Automating Splits with Acrobat JavaScript
For repeated or complex splitting tasks, Acrobat JavaScript gives you programmatic control. The extractPages() method extracts a range of pages from a document into a new PDF.
// Extract pages 5 through 10 (0-based index) from the active document
// and save as a new file
var doc = this;
doc.extractPages({
nStart: 4, // Page 5 (0-based index)
nEnd: 9, // Page 10 (0-based index)
cPath: "/c/output/extracted-pages.pdf"
});
To split a document into individual single-page files programmatically:
// Split the active document into individual page files
var doc = this;
var totalPages = doc.numPages;
var basePath = "/c/output/page-";
for (var i = 0; i < totalPages; i++) {
doc.extractPages({
nStart: i,
nEnd: i,
cPath: basePath + (i + 1) + ".pdf"
});
}
As with other file-system operations in Acrobat JavaScript, extractPages() with a cPath parameter requires a trusted execution context.
Preserving Metadata and Bookmarks When Splitting
When Acrobat splits a PDF, the document metadata (title, author, subject, keywords) from the original document is generally carried into each output file. You may want to update the title metadata in each split file to reflect the content of that particular segment — this can be done via File > Properties > Description in each output file, or through a JavaScript batch step in the Action Wizard.
Bookmarks are preserved in split files where the bookmark target page falls within the extracted page range.

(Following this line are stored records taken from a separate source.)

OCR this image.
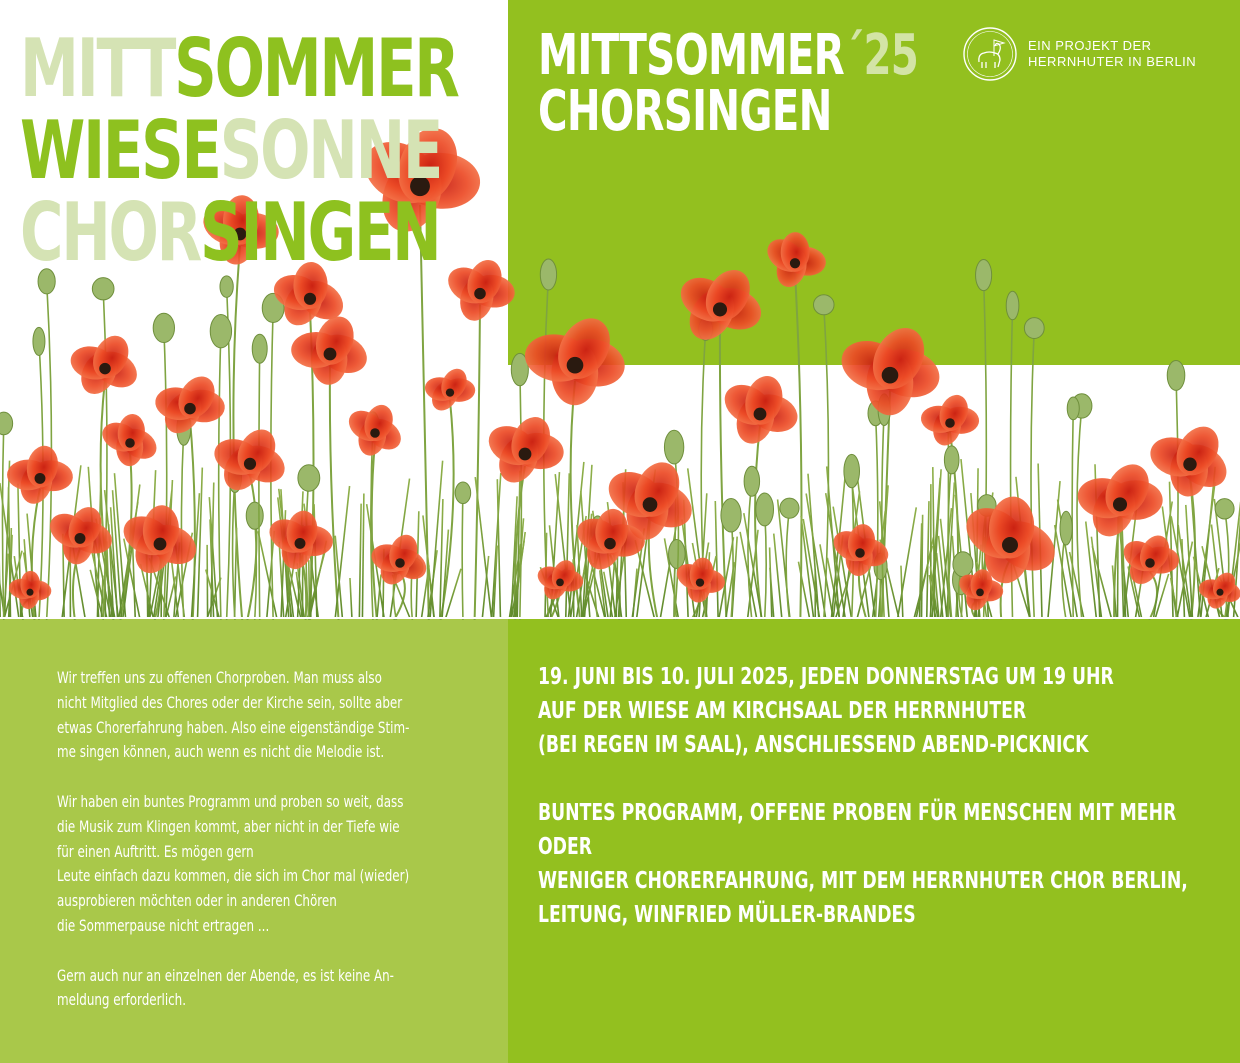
MITTSOMMER
WIESESONNE
CHORSINGEN
MITTSOMMER´25
CHORSINGEN
EIN PROJEKT DER
HERRNHUTER IN BERLIN

Wir treffen uns zu offenen Chorproben. Man muss also
nicht Mitglied des Chores oder der Kirche sein, sollte aber
etwas Chorerfahrung haben. Also eine eigenständige Stim-
me singen können, auch wenn es nicht die Melodie ist.

Wir haben ein buntes Programm und proben so weit, dass
die Musik zum Klingen kommt, aber nicht in der Tiefe wie
für einen Auftritt. Es mögen gern
Leute einfach dazu kommen, die sich im Chor mal (wieder)
ausprobieren möchten oder in anderen Chören
die Sommerpause nicht ertragen ...

Gern auch nur an einzelnen der Abende, es ist keine An-
meldung erforderlich.

19. JUNI BIS 10. JULI 2025, JEDEN DONNERSTAG UM 19 UHR
AUF DER WIESE AM KIRCHSAAL DER HERRNHUTER
(BEI REGEN IM SAAL), ANSCHLIESSEND ABEND-PICKNICK

BUNTES PROGRAMM, OFFENE PROBEN FÜR MENSCHEN MIT MEHR ODER
WENIGER CHORERFAHRUNG, MIT DEM HERRNHUTER CHOR BERLIN,
LEITUNG, WINFRIED MÜLLER-BRANDES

Bookmarks that point to pages outside the extracted range are not included in the output file. If you are splitting by bookmarks using the Split Document tool, the relevant top-level bookmark and its children are retained in each output file automatically.
Cross-document links — hyperlinks that point to specific pages in the original document by page number — will break after splitting if the page numbers change. Review and update any internal cross-references after a split.